Otimismo que vem do campo

Com raras exceções, há pelo menos duas décadas eu faço questão de também acordar antes das 8 horas aos domingos somente para assistir ao programa Globo Rural. Fora o fato de vir de uma cidade pequena, com um perfil agrícola, nunca tive qualquer relação direta com a vida no campo, o que talvez explicasse o tamanho prazer que sinto ao ver matérias sobre esta realidade.

Há algum tempo um conterrâneo, o cantor e compositor Tom Zé, disse numa entrevista que há em nosso país uma espécie de pessimismo profissional. Com um jeito próprio de se expressar, mesclando palavras precisas e gestos exagerados, esse baiano de Irará soltou a seguinte pérola: "o Brasil tem duas televisões: uma às 6h30min, otimista, que mostra o povo plantando café, resolvendo problemas na lavoura, canalizando água. A gente assiste e fica carregado de vontade de trabalhar, inflado de alegria e esperança. Mas às 11 horas acordam os especuladores, os financistas, os golpistas brasileiros e de todas as nações".

É exatamente assim que me sinto quando assisto às reportagens do Globo Rural. Há tantos projetos dando certo longe dos grandes centros que chego a apostar que a maior parte dos problemas do mundo deve começar a ser resolvida na roça.

No último domingo, por exemplo, a matéria principal do programa girou em torno de um projeto relativamente antigo no Brasil que trata dos benefícios da integração lavoura-pecuária. Um dos entrevistados, o engenheiro agrônomo da Embrapa - Empresa Brasileira de Pesquisa Agropecuária - João Cuthcouski, ressaltou que bastaria a adoção dessa técnica nos 100 milhões de hectares de pastagens degradadas existentes em todo o país para dobrar a nossa produção de carne e grãos. Ele, que defende isso desde a década de 1980, assegura que a integração lavoura-pecuária (com plantação de capim para pasto numa mesma área de outras culturas, como milho, soja e arroz) é, inclusive, uma forma de se evitar a devastação da Amazônia para criação de gado.

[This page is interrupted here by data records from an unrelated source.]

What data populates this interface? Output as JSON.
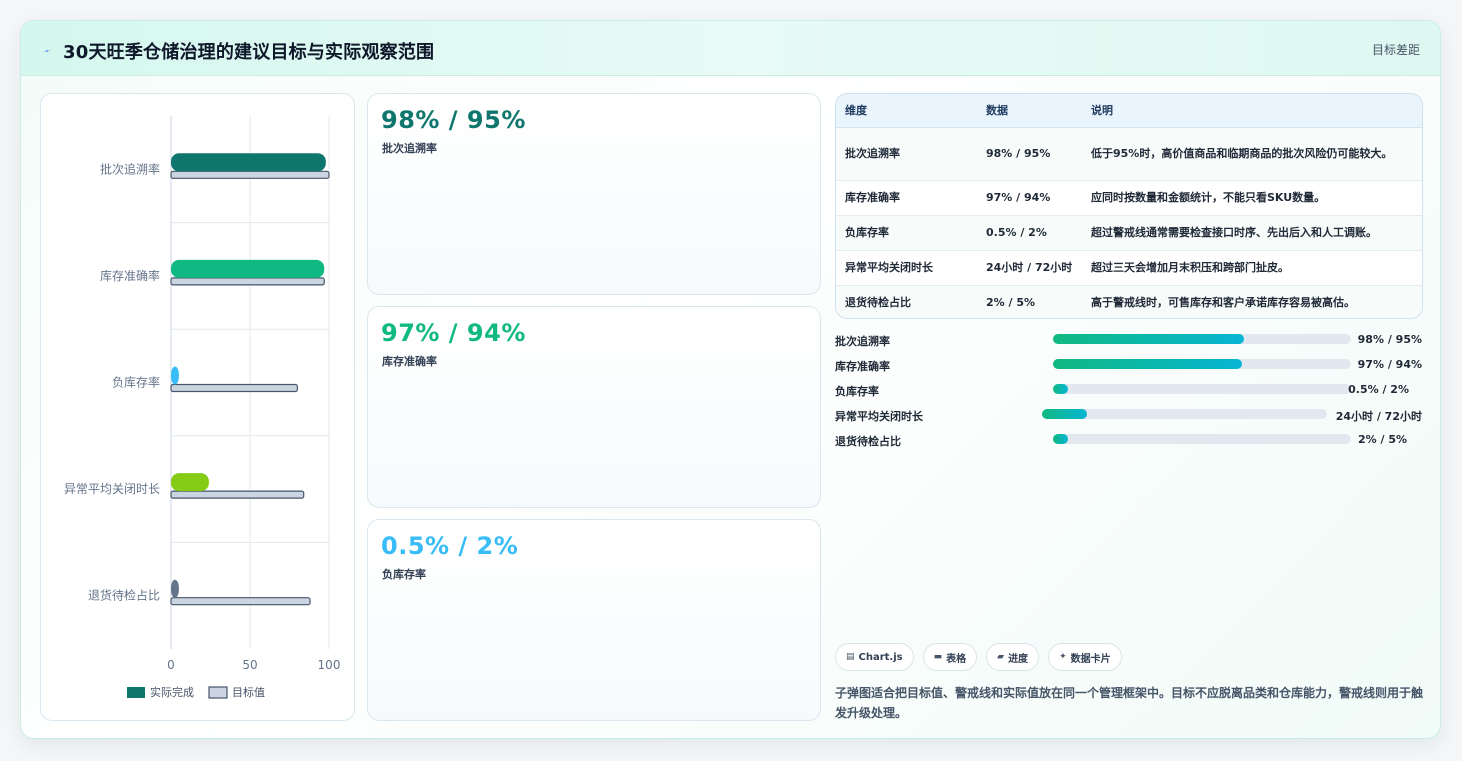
{
  "header": {
    "title": "30天旺季仓储治理的建议目标与实际观察范围",
    "link": "目标差距"
  },
  "chart_data": {
    "type": "bar",
    "orientation": "horizontal",
    "categories": [
      "批次追溯率",
      "库存准确率",
      "负库存率",
      "异常平均关闭时长",
      "退货待检占比"
    ],
    "series": [
      {
        "name": "实际完成",
        "values": [
          98,
          97,
          5,
          24,
          5
        ]
      },
      {
        "name": "目标值",
        "values": [
          100,
          97,
          80,
          84,
          88
        ]
      }
    ],
    "xticks": [
      "0",
      "50",
      "100"
    ],
    "xlim": [
      0,
      100
    ],
    "legend_position": "bottom",
    "grid": true
  },
  "kpis": [
    {
      "value": "98% / 95%",
      "label": "批次追溯率"
    },
    {
      "value": "97% / 94%",
      "label": "库存准确率"
    },
    {
      "value": "0.5% / 2%",
      "label": "负库存率"
    }
  ],
  "table": {
    "headers": [
      "维度",
      "数据",
      "说明"
    ],
    "rows": [
      [
        "批次追溯率",
        "98% / 95%",
        "低于95%时，高价值商品和临期商品的批次风险仍可能较大。"
      ],
      [
        "库存准确率",
        "97% / 94%",
        "应同时按数量和金额统计，不能只看SKU数量。"
      ],
      [
        "负库存率",
        "0.5% / 2%",
        "超过警戒线通常需要检查接口时序、先出后入和人工调账。"
      ],
      [
        "异常平均关闭时长",
        "24小时 / 72小时",
        "超过三天会增加月末积压和跨部门扯皮。"
      ],
      [
        "退货待检占比",
        "2% / 5%",
        "高于警戒线时，可售库存和客户承诺库存容易被高估。"
      ]
    ]
  },
  "progress": [
    {
      "label": "批次追溯率",
      "value": "98% / 95%",
      "fill": 0.64
    },
    {
      "label": "库存准确率",
      "value": "97% / 94%",
      "fill": 0.635
    },
    {
      "label": "负库存率",
      "value": "0.5% / 2%",
      "fill": 0.05
    },
    {
      "label": "异常平均关闭时长",
      "value": "24小时 / 72小时",
      "fill": 0.157
    },
    {
      "label": "退货待检占比",
      "value": "2% / 5%",
      "fill": 0.05
    }
  ],
  "pills": [
    {
      "icon": "chart-icon",
      "label": "Chart.js"
    },
    {
      "icon": "table-icon",
      "label": "表格"
    },
    {
      "icon": "progress-icon",
      "label": "进度"
    },
    {
      "icon": "sparkle-icon",
      "label": "数据卡片"
    }
  ],
  "note": "子弹图适合把目标值、警戒线和实际值放在同一个管理框架中。目标不应脱离品类和仓库能力，警戒线则用于触发升级处理。",
  "colors": {
    "accent_teal": "#0f766e",
    "accent_green": "#10b981",
    "accent_sky": "#38bdf8",
    "accent_lime": "#84cc16",
    "accent_slate": "#64748b",
    "target_fill": "#cbd5e1"
  }
}
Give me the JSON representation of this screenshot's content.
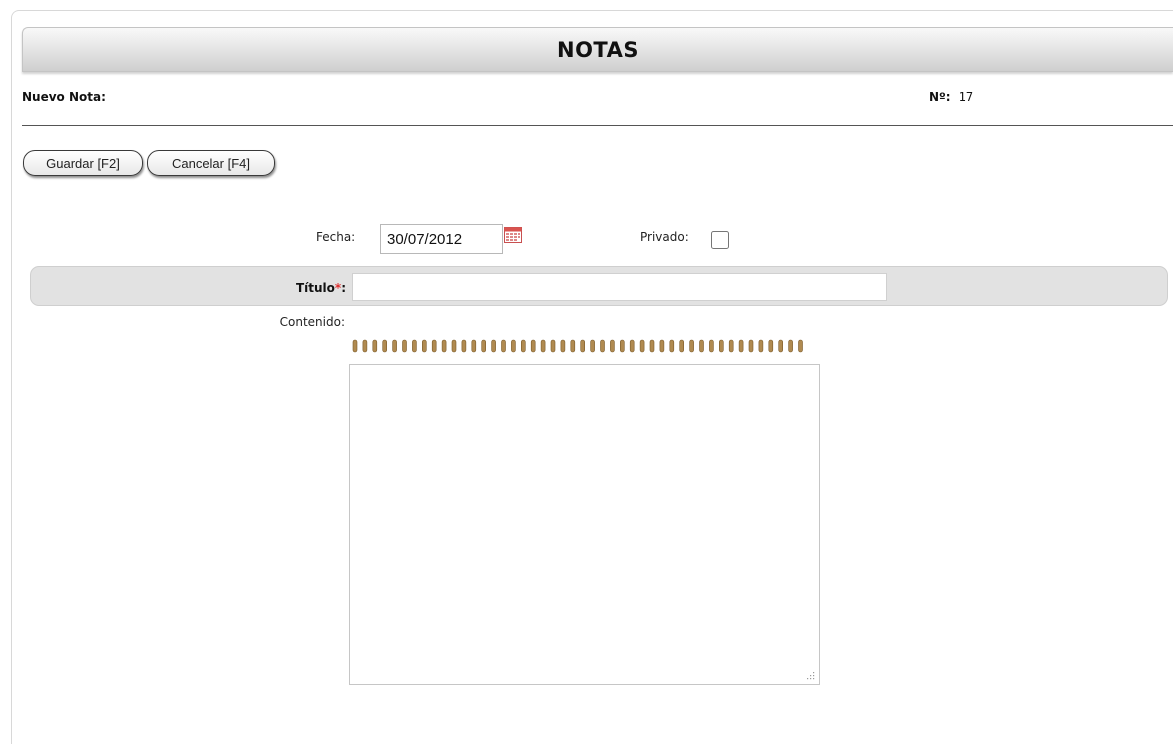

Em outra ocasião uma série especial do programa mostrou como é feito em Nova York, nos Estados Unidos, para se preservar a água que abastece milhões de pessoas daquela megalópole. Há mais de 20 anos a população da cidade paga pelos serviços ambientais de agricultores que vivem a 200 quilômetros, onde estão as nascentes. Esta experiência consolidada já inspirou projetos em vários pontos do mundo, inclusive no sul de Minas Gerais e em São Paulo.

A reportagem mostrou que o Departamento de Águas de Nova York investiu mais de 1,5 bilhão de dólares em vários tipos de infra-estrutura que permitem aos agricultores preservar as nascentes sem que tenham prejuízo financeiro com isso. Em contrapartida, economizou cerca de 10 bilhões de dólares, que seriam gastos se tivesse construído as estações de tratamento que estavam previstas. A adesão ao programa, que é voluntária, foi de 95% dos proprietários rurais. Ou seja, um projeto que deu certo.

São inúmeros os exemplos genuinamente otimistas vindos do campo e mostrados em programas como o Globo Rural. A verdade é que o pessimismo social não nasce nos terrenos áridos e pobres das nações de todo o mundo. Neles as pessoas até costumam rir enquanto tiram leite de pedra. Esta erva daninha costuma ganhar corpo e se avolumar nas bolsas de valores, entre os mega investidores que recuam diante da oscilação do dólar ou da alta no preço do petróleo.

É fato que a realidade se torna bem mais difícil com menos dinheiro, com mais dívidas e com a falta de novas oportunidades profissionais. Entretanto, as realizações pessoais não podem estar atreladas apenas a este caminho. Há quem consiga estar feliz e em paz com poucos bens materiais e com aspirações que passam longe da desenfreada busca por poder e riqueza.